John zbladł. Wiedział, że jeżeli jego zwierzchnicy dowiedzą się o prawdziwej roli jego narzeczonej, jest skończony. Musiał zaryzykować.

– Mam do pana prośbę. Czy może to pozostać między nami? – poprosił wprost. Spojrzał raz jeszcze na plik zdjęć. – Spróbuję to ogarnąć. Potrzebuję też co najmniej tygodnia, aby móc dać panu konkretną odpowiedź.

– Dobrze – krótko rzucił Piotr.

John wstał, zabierając kopertę ze zdjęciami. Za dwa dni osobiście sprawdzi swoją narzeczoną, może przebierze się za kloszarda – jak widać to wcale niegłupie.

Wychodząc, uzgodnili, że równo za tydzień spotkają się o tej samej porze. Jeżeli coś się zmieni, John codziennie rano o godzinie dziewiątej będzie stał przed wejściem do ambasady, a pułkownik miał ewentualnie zadzwonić do niego i zapytać o pracę tłumacza, powołując się na dobrą znajomość angielskiego i greckiego.

Rozdział III

Na skrzyżowaniu Via Dora i Via Tagliamento wędrujący po Wiecznym Mieście turysta natrafi na niezwykłą bramę. Przechodząc pod monumentalnym łukiem, strzeżonym przez popiersie żołnierza o surowym spojrzeniu i ozdobionym wielkim żyrandolem z kutego żelaza, wkroczy do Quartiere Coppedé. Ten niewielki obszar to część dzielnicy Trieste położonej w północnej części Rzymu. Pod czujnym okiem włoskiego architekta Gino Coppedé powstało tu pomiędzy 1913 a 1927 rokiem raptem siedemnaście willi i dwadzieścia sześć mieszkalnych budynków, które są rzadko spotykanym architektonicznym połączeniem secesji, art déco, baroku, średniowiecza, starożytności, a nawet form bliskowschodnich. W teorii powinny one stanowić uosobienie kiczu, jednak Coppedé, projektując całą dzielnicę, uzyskał niezwykły wręcz hipnotyzujący efekt.
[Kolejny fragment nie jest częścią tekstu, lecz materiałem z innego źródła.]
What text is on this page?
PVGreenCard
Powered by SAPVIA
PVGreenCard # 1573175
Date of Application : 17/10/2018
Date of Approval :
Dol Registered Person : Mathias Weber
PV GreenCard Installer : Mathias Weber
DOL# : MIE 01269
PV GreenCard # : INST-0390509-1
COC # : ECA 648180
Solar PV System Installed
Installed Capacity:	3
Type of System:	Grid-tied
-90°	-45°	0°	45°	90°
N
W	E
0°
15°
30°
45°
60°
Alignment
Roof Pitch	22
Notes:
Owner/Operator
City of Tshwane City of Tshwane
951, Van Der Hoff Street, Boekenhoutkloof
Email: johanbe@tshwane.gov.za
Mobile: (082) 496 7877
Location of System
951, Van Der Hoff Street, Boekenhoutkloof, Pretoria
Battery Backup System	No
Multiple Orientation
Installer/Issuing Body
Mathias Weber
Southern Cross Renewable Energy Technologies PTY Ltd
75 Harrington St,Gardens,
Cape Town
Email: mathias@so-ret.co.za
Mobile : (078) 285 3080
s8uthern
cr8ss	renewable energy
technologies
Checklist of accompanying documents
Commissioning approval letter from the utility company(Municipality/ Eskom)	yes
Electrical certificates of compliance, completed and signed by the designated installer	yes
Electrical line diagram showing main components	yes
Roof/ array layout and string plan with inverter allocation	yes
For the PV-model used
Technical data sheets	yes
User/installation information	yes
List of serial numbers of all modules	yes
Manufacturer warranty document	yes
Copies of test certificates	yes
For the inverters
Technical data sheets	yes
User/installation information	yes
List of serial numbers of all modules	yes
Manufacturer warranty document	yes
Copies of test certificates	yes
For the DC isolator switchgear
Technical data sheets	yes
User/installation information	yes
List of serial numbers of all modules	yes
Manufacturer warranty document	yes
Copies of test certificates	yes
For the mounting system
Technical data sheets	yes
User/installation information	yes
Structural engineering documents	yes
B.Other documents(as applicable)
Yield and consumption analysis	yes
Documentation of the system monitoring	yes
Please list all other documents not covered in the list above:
Wszechobecne asymetrie, łuki, balkony, kręte kolumienki, zerkające ciekawie na przechodniów postacie z fresków, ornamenty zwierząt, kwiatów, mitycznych stworów i maszkar tworzą scenerię prawdziwie baśniową, ale i mroczną zarazem. Przy Piazza Mincio, niewielkim placu będącym sercem tego niezwykłego miejsca, znaleźć można bramę pięciokondygnacyjnego pałacu ozdobioną złotym wizerunkiem pająka, znad którego na wędrowca zerka rycerz o ostrych rysach. Tuż obok bajkowy Dom Wróżek zachwyca przepychem naściennych, wielobarwnych, malowideł poświęconych Wenecji, Rzymowi i Florencji. Uroku placykowi dodaje Fontanna Żab. Według legendy jeden z ośmiu zaklętych w kamień płazów to bajecznie bogaty książę. Każda z wycieczek zwiedzających Rzym chce odwiedzić to miejsce, ponieważ dotknięcie żaby i wypowiedzenie najbardziej skrytego marzenia ma zagwarantować jego spełnienie.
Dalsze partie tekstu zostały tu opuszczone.